Why Argentinians Eat Italian on Christmas
Italian roots, Argentinian tradition.
To my surprise, there was little room for European nostalgia when I was far from home, in Buenos Aires, for Christmas.
In many ways, the culture in Buenos Aires has been defined by the immense influx of Italian immigrants over time.
Of course, these Italian influences are interpreted and adapted to local customs and ingredients.
Even so, these Italian elements constantly reminded me very much of my home festivities—the only difference being that tango music, grilled meat, and the boiling heat placed me firmly in South America.
Traditionally, holiday gatherings in Argentina start on the 24th of December, and in true Italian fashion, include an opulent dinner (despite the tropical temperatures). Moreover, Argentinian Christmas celebrations without mayonnaise are as unthinkable as soccer without Diego Maradona.
Starting in the late afternoon, cold starters are piled up and served for the whole family to dig in. A classic, not be missed, is vitello tonnato—slices of tender veal with a creamy tuna sauce—from the Piemont region.
Rolled dishes are also extremely popular, either filled with meat or as Pionono. The latter is a sweet vanilla sponge cake which is either filled with classic Dulce de Leche or, to my surprise, with chicken, tomatoes, and mayonnaise, to create a sweet and savory roll.
Of course, all-time Argentinian favorite, empanadas, are always within arm’s reach.
In the evening, very hearty dishes, like suckling pig or grilled meat, are served, alongside Christmas-y sweets, like Pan Dulce (similar to Italian Panettone) and Turrones (nutty caramel bars).
The first mixed drinks with Fernet-Branca and Coke start to flow, and, at midnight, Argentinians like to toast with glasses of sparkling wine or cider. Only then, presents are given, and spectacular fireworks invite everybody to move the party to the streets to marvel at the colorful sky. However, there are always a few runaways who head back inside for some ice cream.

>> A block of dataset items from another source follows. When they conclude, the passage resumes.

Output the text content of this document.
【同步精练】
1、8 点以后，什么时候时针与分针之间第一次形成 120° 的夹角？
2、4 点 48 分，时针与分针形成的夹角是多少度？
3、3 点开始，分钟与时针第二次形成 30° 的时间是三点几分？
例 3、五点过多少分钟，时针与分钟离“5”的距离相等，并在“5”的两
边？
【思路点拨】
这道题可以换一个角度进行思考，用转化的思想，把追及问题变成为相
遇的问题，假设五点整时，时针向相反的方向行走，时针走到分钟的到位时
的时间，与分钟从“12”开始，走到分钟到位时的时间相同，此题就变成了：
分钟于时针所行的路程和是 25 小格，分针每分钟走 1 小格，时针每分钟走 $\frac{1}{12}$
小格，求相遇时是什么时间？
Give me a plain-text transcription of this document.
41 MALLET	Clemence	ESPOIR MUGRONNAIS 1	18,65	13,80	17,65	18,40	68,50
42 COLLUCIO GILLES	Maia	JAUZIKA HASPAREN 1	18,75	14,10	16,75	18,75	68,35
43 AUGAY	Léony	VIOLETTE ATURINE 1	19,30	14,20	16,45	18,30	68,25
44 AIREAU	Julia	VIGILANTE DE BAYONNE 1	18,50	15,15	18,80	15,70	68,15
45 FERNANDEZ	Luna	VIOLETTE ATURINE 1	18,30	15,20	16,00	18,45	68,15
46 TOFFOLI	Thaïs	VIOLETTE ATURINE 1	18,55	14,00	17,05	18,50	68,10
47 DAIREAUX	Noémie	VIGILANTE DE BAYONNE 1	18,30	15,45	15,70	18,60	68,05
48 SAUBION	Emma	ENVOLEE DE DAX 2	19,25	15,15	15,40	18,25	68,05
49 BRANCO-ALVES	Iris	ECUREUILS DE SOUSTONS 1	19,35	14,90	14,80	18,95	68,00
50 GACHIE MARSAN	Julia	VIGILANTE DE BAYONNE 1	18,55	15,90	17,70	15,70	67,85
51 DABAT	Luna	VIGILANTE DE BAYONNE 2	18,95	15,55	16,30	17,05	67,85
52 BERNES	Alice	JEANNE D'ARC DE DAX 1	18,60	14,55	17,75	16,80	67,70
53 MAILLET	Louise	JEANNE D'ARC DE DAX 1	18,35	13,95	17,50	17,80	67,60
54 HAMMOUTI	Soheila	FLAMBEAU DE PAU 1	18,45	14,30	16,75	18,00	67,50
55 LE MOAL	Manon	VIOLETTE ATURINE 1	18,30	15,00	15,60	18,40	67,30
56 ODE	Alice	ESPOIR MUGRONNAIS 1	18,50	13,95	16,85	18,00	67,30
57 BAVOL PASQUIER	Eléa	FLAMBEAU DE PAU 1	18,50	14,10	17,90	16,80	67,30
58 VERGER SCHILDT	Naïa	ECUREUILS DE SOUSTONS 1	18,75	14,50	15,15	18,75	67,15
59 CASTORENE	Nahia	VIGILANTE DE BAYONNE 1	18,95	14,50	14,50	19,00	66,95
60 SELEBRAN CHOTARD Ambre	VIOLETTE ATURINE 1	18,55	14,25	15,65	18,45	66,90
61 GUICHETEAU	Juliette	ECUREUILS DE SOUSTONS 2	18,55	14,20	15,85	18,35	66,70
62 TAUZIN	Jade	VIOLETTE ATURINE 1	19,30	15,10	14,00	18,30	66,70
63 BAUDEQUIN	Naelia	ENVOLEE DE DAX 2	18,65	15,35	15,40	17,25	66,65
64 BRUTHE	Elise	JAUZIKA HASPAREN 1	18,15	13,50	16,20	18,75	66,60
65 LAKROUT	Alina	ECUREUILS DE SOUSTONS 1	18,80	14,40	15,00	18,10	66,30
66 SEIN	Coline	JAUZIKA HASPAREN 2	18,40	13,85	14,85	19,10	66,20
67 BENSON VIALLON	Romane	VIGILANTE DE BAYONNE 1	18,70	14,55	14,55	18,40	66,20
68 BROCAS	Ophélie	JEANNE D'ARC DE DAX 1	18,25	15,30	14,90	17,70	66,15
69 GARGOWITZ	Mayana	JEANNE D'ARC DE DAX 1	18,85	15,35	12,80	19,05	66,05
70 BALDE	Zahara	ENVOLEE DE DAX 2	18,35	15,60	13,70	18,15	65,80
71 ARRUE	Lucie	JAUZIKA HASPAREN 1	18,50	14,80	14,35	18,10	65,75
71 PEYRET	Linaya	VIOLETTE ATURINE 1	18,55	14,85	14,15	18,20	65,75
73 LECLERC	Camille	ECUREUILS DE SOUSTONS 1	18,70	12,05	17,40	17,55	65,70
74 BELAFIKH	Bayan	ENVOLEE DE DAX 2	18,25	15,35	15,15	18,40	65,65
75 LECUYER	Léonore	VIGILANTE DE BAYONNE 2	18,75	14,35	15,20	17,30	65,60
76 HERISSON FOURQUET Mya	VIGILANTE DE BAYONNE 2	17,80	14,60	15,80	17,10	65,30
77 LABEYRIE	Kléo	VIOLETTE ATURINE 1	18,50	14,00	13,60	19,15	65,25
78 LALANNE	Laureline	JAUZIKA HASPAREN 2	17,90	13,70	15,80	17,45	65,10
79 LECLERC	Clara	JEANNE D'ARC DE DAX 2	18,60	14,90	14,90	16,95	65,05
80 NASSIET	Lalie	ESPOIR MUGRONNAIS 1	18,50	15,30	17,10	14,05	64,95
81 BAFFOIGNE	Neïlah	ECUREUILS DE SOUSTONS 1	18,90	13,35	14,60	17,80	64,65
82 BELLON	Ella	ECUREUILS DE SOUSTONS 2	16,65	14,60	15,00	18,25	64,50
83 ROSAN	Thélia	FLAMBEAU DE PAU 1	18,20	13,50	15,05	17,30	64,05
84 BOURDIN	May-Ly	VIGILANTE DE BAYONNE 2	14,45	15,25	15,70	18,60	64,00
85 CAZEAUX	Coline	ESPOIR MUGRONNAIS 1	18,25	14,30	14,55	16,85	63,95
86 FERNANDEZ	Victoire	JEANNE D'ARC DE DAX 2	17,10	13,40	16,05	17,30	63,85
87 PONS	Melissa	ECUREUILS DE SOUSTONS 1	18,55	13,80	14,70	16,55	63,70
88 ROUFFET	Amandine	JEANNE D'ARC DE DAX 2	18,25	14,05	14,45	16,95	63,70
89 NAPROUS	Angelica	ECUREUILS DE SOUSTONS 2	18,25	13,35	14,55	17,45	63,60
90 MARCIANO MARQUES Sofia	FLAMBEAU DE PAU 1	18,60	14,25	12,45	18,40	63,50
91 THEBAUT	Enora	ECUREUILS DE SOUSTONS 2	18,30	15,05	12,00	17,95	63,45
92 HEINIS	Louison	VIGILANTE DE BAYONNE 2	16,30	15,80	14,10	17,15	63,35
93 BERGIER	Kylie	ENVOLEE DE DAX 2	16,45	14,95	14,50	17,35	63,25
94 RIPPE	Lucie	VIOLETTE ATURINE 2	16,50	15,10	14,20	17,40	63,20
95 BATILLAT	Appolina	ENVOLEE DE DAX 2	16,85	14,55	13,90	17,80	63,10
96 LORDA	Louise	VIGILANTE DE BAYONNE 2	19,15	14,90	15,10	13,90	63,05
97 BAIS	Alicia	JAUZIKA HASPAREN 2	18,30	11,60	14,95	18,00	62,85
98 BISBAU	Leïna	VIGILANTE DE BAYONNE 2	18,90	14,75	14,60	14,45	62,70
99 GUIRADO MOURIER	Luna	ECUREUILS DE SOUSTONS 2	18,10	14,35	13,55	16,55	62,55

Before you realize, somebody is playing the accordion or guitar, your cousins are dancing, your uncles are toasting with more Fernet, and classic flan is served. By then, your nostalgic thoughts of cinnamon cookies and red cabbage have been forgotten, and you realize that you’re enjoying a truly Argentinian Christmas—not because it is similar to your own culture, but because it is its own entirely.